HARTFORD, Conn.-Total malpractice insurance costs for Connecticut hospitals rose 65% in fiscal 2003, the latest data available in a report released last month by the state Office of Health Care Access. Statewide pension costs climbed 63%, and benefit costs increased 17%, according to the annual report on hospital finances. The 31 hospitals providing data had a median net margin of 0.4% in 2003, up from 0.1% in 2002, but the median operating margin decreased to 0.3% from 0.6% in 2002. Nineteen of the hospitals had positive margins overall, with the highest margins at Danbury (Conn.) Hospital (5.8%), Greenwich (Conn.) Hospital (4.97%) and Yale-New Haven (Conn.) Hospital (4.89%). The worst performers, marginwise, were Windham Community Memorial Hospital, Willamantic, (negative 5.7%); Bradley Memorial Hospital, Southington, (negative 5.65%); and Stamford (Conn.) Hospital (negative 5.07%).
PORTLAND, Maine-Mercy Health System received state approval last month to renovate its current facility and build a new hospital for a total of $66 million. The new hospital would open in 2008 as a short-stay inpatient and full-service outpatient facility but would eventually replace the existing hospital.
NEW YORK-The Greater New York Hospital Association and Service Employees International Union Local 1199 presented a 10-point plan last month to modernize the state's Medicaid program and right-size its healthcare system, including creation of a healthcare facilities commission to recommend restructuring steps. The plan by the Healthcare Education Project, a joint effort of the GNYHA and SEIU 1199, came in response to Medicaid reimbursement cuts proposed by Gov. George Pataki.

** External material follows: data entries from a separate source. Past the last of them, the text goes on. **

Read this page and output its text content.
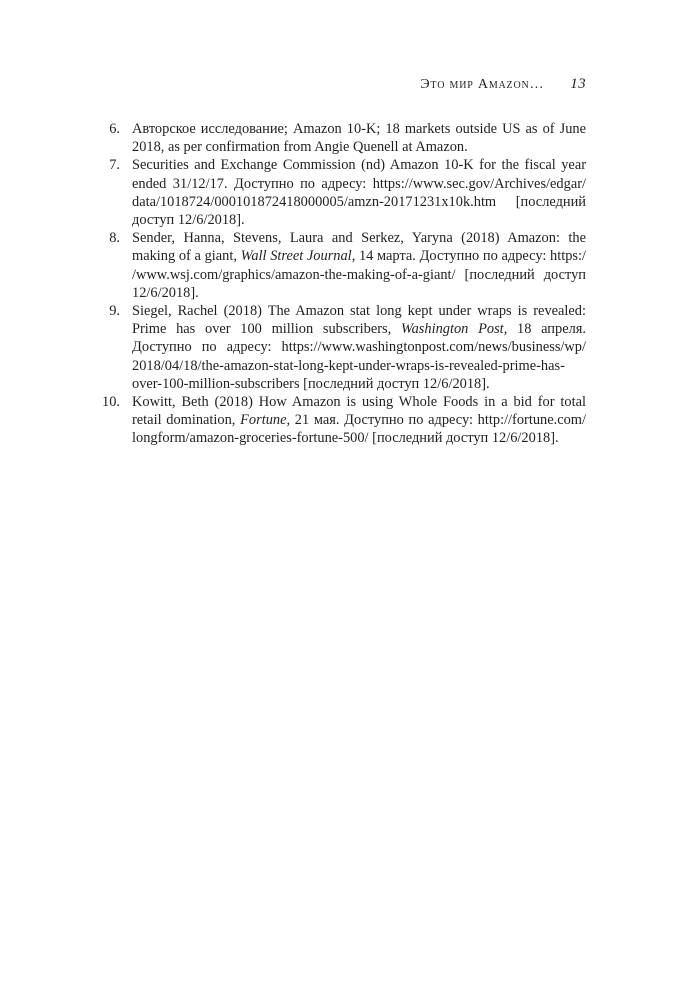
Это мир Amazon… 13
6. Авторское исследование; Amazon 10-K; 18 markets outside US as of June 2018, as per confirmation from Angie Quenell at Amazon.
7. Securities and Exchange Commission (nd) Amazon 10-K for the fiscal year ended 31/​12/​17. Доступно по адресу: https:/​/​www.sec.gov/​Archives/​edgar/​data/​1018724/​000101872418000005/​amzn-20171231x10k.htm [последний доступ 12/​6/​2018].
8. Sender, Hanna, Stevens, Laura and Serkez, Yaryna (2018) Amazon: the making of a giant, Wall Street Journal, 14 марта. Доступно по адресу: https:/​/​www.wsj.com/​graphics/​amazon-the-making-of-a-giant/​ [последний доступ 12/​6/​2018].
9. Siegel, Rachel (2018) The Amazon stat long kept under wraps is revealed: Prime has over 100 million subscribers, Washington Post, 18 апреля. Доступно по адресу: https:/​/​www.washingtonpost.com/​news/​business/​wp/​2018/​04/​18/​the-amazon-stat-long-kept-under-wraps-is-revealed-prime-has-over-100-million-subscribers [последний доступ 12/​6/​2018].
10. Kowitt, Beth (2018) How Amazon is using Whole Foods in a bid for total retail domination, Fortune, 21 мая. Доступно по адресу: http:/​/​fortune.com/​longform/​amazon-groceries-fortune-500/​ [последний доступ 12/​6/​2018].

The plan included a federal-state partnership to encourage restructuring and efficiency; local tax relief; disease management for Medicaid beneficiaries; and Medicaid payment revision to encourage hospitals to lower costs and allow nursing homes to innovate. The group called for raising revenue for restructuring through taxes on large employers that don't offer health insurance and on health plans with high administrative costs. It also proposed an "obesity prevention" tax on junk food and a charity-care fee levied on niche providers "that destabilize the healthcare system."
PHILADELPHIA-Community Health Systems, Brentwood, Tenn., said last week it completed the purchase of Chestnut Hill Hospital from not-for-profit Chestnut Hill HealthCare. The University of Pennsylvania Health System will have a 15% interest in the hospital. Community owns or operates 71 hospitals in 22 states.